Thank you sincerely! So many hobbies snub new members. I am new to big boats and have some knowledge of boating. I am looking to do it right and safe. I've owned a couple 38 Scarabs in the past and am looking to upgrade to a 46 Post.
After heeding the advice of members here I've located another boat. It's in running condition. It's a lot more money but i believe it'll be cheaper over all.
We're all born ignorant. The one thing I can't stress enough is to get a survey and make any offers contingent on a satisfactory survey. Expensive but money well spent. Someone here is sure to have a recommendation for a surveyor near where the boat is. The one thing you miss or overlook could cost you thousands before you take your first cruise. You might have caught another thread where the owner of a Mainship has rotted gasoline fuel tanks. No cheap fix for that. When you look at a 46' Post one thing to be aware of is that many of these were used as charter fishing boats. That's a testament to them, but it also means they got a lot of use and abuse. Another thing I'll suggest is when you check the engine room clip a pic of the boat's documentation numbers and look into its history as much as you can before hiring the surveyor.
And... don't rule out engine surveys with oil samples. They are a great baseline for where the engines stand today and maybe a forecast of where they will be in future hours. It is an additional expense but well worth it in my opinion. Also, they should have a maintenance log and receipts for work done. As a side, the people on this forum are some of the best out there with years of experience applicable to detroit's and Posts.

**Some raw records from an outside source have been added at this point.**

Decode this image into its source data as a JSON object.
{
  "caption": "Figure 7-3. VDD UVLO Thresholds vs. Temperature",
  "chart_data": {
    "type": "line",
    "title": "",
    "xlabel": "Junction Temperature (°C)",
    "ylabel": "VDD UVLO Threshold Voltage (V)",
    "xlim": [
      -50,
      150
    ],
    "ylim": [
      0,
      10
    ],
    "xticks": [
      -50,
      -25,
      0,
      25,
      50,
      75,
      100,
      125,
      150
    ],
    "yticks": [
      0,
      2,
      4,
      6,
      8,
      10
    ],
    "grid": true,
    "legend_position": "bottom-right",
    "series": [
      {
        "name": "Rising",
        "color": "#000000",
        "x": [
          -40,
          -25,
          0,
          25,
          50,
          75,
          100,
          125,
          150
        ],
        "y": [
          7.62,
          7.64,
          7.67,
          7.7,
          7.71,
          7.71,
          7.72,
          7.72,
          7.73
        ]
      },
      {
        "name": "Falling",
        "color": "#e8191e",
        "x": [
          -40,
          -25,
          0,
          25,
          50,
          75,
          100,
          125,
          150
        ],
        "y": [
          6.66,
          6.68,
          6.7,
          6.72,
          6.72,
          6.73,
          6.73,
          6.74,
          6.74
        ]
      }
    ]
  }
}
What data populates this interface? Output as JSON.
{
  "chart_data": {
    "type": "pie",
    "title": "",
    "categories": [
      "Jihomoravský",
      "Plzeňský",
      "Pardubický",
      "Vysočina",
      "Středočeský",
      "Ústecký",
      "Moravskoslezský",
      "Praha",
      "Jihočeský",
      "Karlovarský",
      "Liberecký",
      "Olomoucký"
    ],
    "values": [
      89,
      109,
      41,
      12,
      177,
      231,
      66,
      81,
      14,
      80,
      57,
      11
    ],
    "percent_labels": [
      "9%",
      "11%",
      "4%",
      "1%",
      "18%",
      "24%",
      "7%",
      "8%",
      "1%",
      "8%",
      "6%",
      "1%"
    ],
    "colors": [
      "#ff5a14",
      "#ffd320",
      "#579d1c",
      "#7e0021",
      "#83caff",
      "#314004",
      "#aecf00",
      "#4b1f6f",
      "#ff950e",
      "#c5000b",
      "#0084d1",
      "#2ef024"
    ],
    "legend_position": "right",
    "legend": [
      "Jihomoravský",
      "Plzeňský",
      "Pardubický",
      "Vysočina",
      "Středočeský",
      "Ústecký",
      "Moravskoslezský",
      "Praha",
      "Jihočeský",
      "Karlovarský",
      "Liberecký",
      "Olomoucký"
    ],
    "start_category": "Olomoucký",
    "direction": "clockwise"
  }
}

Welcome to boat shopping and learning how to read red flags. Can’t start because it s Winterized and has an exhaust leak means you have to assume the engines will need a rebuild
in any case, before spending money on survey, make sure your offer and contract require a sea trial before survey. This is critical to make sure the boat is even worth surveying. You don’t want to spend $2k in survey and haul out just to find out the engines run hot, don’t reach cruise speed or the boat has a nasty vibration ....
Don’t fall in love... look at other boats!
And as I found out, a motor survey will not catch a nut backing off the rocker bridge dropping a valve...stuff happens...be prepared...leave money in the bank so you can handle a major repair...and an oil analysis is an excellent tool!